CaTiO3 perovskite /g-C3N4 heterojunction-based composite photocatalyst, part II: Synthesis, characterization and the boosted photocatalytic activity towards Gemifloxacin

Background: Due to the potential ecosystem protection and management applications, searching to achieve highly optimized semiconductor-based photocatalysts utilizing solar energy is still a significant challenge.Methods: Thus, CaTiO3/g-C3N4 heterostructures synthesis via in-situ calcination method was synthesized here, and its structure was investigated by different characterization techniques such as FT-IR, XRD, SEM, EDX, X-ray mapping, cyclic voltammetry (CV), EIS, and DRS techniques.Significant findings: The average crystallite size of the composite sample was estimated at 3.8 nm and 3.5 nm, respectively, according to the Scherrer and Williamson-Hall using XRD results. pHpzc values were approximately 8.6, 5.5, and 6.5 for CaTiO3, g-C3N4, and CaTiO3/g-C3N4 samples.
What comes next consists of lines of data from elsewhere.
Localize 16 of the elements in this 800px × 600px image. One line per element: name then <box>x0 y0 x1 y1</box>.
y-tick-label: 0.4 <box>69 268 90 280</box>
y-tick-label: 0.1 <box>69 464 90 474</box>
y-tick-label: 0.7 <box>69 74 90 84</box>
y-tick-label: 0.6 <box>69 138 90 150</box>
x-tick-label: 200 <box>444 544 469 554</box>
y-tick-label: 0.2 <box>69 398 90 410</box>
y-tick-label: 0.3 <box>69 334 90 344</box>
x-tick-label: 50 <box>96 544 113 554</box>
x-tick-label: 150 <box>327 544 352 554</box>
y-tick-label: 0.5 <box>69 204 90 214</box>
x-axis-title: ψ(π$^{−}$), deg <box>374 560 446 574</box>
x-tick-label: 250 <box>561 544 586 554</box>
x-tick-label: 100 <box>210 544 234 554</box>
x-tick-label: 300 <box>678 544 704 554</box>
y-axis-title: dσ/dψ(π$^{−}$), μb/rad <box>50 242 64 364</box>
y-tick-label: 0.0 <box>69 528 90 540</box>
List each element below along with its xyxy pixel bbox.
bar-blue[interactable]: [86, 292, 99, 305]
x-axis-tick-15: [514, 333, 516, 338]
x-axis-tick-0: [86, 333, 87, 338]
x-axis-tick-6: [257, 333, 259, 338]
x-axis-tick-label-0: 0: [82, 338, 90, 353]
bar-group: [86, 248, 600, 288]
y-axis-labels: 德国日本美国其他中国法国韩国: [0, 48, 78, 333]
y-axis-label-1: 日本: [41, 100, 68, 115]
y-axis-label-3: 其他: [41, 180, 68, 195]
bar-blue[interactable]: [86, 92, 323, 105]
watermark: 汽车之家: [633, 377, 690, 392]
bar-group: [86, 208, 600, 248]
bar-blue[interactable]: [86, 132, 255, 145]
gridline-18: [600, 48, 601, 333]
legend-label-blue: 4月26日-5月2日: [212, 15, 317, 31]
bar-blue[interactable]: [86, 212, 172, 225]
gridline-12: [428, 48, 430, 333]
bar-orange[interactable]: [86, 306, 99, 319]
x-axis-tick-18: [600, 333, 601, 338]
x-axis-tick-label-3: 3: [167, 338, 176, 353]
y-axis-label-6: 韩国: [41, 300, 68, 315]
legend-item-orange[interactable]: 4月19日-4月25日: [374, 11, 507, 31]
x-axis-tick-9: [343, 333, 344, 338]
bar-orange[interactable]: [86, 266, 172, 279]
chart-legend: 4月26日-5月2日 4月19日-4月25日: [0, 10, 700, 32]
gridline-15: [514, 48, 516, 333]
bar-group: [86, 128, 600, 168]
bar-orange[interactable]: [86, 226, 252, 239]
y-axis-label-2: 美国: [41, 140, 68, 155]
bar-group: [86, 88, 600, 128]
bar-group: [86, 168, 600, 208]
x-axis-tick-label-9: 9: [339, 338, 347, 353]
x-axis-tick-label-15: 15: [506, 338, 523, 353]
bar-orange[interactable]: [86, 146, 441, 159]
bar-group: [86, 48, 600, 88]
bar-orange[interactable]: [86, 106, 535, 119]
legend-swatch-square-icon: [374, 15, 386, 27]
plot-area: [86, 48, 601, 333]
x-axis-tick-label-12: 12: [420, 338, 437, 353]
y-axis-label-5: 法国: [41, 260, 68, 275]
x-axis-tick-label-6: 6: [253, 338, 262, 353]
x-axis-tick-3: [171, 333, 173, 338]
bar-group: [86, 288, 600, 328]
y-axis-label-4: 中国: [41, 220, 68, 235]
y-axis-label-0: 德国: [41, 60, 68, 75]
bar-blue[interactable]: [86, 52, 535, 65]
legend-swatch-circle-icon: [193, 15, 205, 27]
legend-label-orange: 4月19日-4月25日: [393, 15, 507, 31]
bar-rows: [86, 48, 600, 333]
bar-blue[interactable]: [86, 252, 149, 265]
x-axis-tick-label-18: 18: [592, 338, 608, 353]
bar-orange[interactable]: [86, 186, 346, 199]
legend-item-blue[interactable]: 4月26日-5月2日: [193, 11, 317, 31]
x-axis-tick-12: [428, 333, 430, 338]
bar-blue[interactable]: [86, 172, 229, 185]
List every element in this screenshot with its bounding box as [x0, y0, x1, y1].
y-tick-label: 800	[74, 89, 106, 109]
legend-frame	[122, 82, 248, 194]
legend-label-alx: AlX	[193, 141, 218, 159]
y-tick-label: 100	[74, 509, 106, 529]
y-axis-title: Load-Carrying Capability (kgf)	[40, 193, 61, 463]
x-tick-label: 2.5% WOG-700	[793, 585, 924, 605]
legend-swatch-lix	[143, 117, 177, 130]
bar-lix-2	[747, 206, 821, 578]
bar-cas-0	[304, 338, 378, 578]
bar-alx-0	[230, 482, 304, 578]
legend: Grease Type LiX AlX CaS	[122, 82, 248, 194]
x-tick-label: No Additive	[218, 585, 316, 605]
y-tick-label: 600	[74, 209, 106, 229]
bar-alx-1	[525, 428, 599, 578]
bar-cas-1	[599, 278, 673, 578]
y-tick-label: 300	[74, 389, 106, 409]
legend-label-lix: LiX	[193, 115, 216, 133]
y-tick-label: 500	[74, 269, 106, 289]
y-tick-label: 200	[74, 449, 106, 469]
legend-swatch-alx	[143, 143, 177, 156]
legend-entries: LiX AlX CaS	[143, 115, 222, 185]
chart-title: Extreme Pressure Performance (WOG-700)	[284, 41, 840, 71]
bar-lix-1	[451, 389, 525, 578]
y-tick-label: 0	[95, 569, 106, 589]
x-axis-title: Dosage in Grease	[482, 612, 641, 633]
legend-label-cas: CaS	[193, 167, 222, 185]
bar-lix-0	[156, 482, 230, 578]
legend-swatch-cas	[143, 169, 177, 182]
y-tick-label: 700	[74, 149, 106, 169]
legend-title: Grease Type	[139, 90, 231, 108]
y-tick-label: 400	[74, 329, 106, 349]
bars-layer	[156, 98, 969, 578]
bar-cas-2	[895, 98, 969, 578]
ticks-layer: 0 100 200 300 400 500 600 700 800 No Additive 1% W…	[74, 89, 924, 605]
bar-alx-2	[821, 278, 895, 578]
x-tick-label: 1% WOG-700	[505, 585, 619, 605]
Based on the DRS data, the evaluated band gap energy for the g-C3N4, CaTiO3, and CaTiO3/g-C3N4 were 2.76, 3.5, and 2.6 eV, respectively. EIS and CV data confirmed better charge carriers' transfer in the composite. The proposed CaTiO3/g-C3N4 composite showed a synergistic effect in the photodegradation of Gemifloxacin in an aqueous solution under both UV and Vis light illumination.Changes in the CaTiO3:g-C3N4 ratio varied the photocatalytic activity of the obtained catalyst.